Context: LS I +61° 303 is one of the most interesting high-mass X-ray binaries owing to its spatially resolved radio emission and its TeV emission, generally attributed to non-thermal particles in an accretion-powered relativistic jet or in the termination shock of the relativistic wind of a young pulsar. Also, the nature of the compact object is still debated. Only LS 5039 and PSR B1259-63 (which hosts a non-accreting millisecond pulsar) have similar characteristics.
Aims: We study the X-ray emission from LS I +61° 303 covering both short-term and orbital variability. We also investigate the source spectral properties in the soft X-ray (0.3-10 keV) energy range.
Methods: Twenty-five snapshot observations of LS I +61° 303 were collected in 2006 with the XRT instrument on-board the Swift satellite over a period of four months, corresponding to about five orbital cycles. Since individual data sets have too few counts for a meaningful spectral analysis, we extracted a cumulative spectrum.

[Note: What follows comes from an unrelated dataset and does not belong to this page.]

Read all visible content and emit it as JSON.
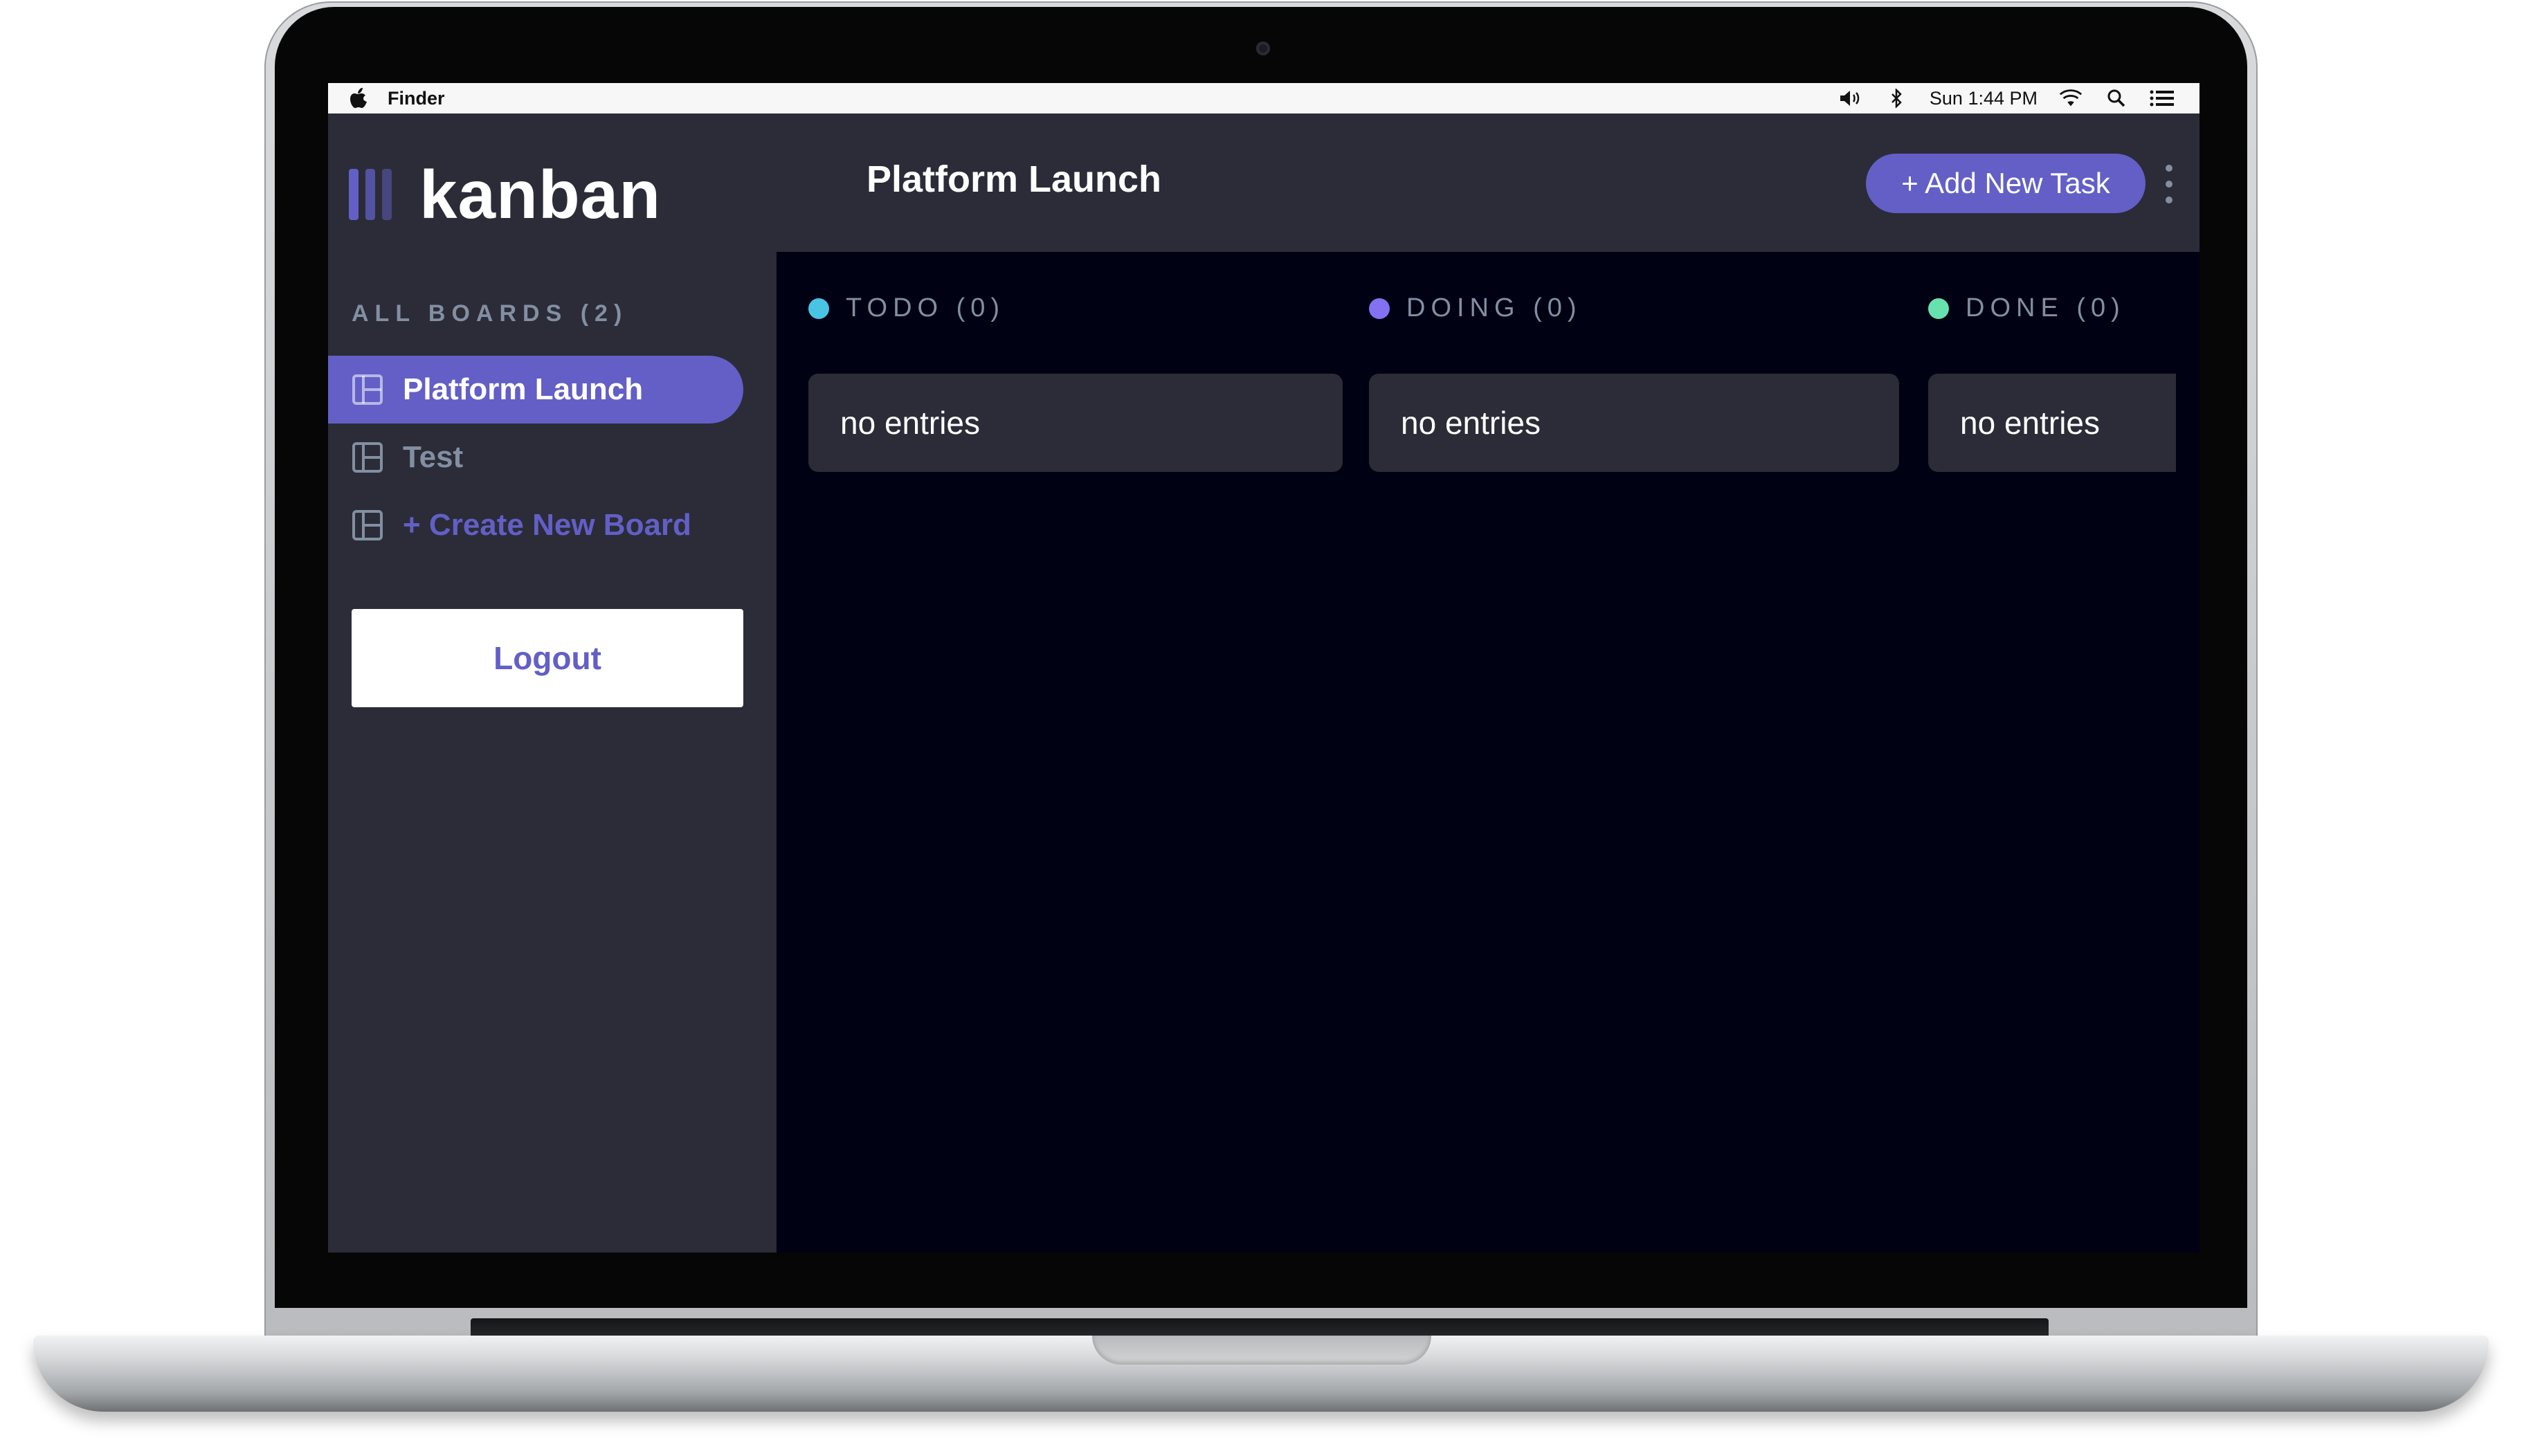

Results: The count rate folded at the orbital phase shows a clear modulation pattern at the 26.5 days period and suggests that the X-ray peak occurs around phase 0.65. Moreover, the X-ray emission appears to be variable on a timescale of ~1 ks. The cumulative spectrum is well described by an absorbed power-law model, with hydrogen column density N_H=(5.7±0.3)×1021 cm-2 and photon index Γ=1.78±0.05. No accretion disk signatures, such as an iron line, are found in the spectrum.